Brittany’s face flashed in his mind. The sparkling eyes. The ever-present grin. “Doesn’t matter.”

“Ha! She was! I knew it. Was she cute? She was. You don’t even have to tell me. I can see it all over you. What’s her name? Is she Latina? Not that it matters, but I need to get a good mental picture. Will I like her?”

He leaned his head on the back of the couch and draped an arm over his eyes. Marisol was never going to let it go now. Damn it. He didn’t know what she’d seen on his face, but whatever it was, he needed to figure out how to get rid of that expression before his mother saw it. “She’s certifiable. And I’m pretty sure she summoned a demon to possess her own car just so she could talk to me.”

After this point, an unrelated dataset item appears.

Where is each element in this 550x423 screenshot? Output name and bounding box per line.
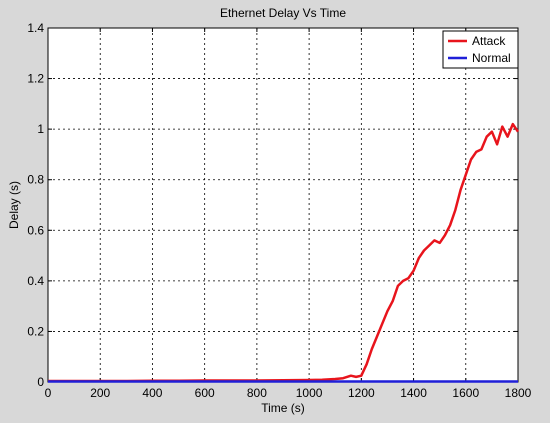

“Aw, that’s cute. Someday I’ll tell you what I did to get Jorge’s attention. Did you kiss her?”

He snorted.
Madre de Dios
, she was tenacious. “No, I didn’t kiss her. I have no intention of ever kissing her. She’s a demon-summoning crazy person.”

“And you’re a demon-exorcising crazy person. It’s a match made in heaven.”

“More like hell.”

Mari shrugged. “Who cares? It’s a match. I bet Satan can give the Millionaire Matchmaker some tips. You could honeymoon in hell. I bet it’s nice and toasty this time of year. Tropical.”

“If Mama hears you talking like that, she’s gonna drag you to confession so fast your head will spin. And then she’ll ask me to perform an exorcism on you.”

She tipped her head speculatively. “Do you think she’d lay off the baby stuff then?”

“No. Not even demons and devil-worship will stop a Mexican mama intent on grandchildren.”

“Then there’s no other choice. You have to get married, Luis. What’s her name? Or would you like me to have ‘crazy demon-summoning girl’ printed on your wedding invitations?”

“No invitations. No weddings. No kisses.
Nada
.
Soy independiente
.”

“Ha. You’re a ticking time-bomb,
carnal
. The demon of matrimony is coming for you. Even you can’t exorcise this one.”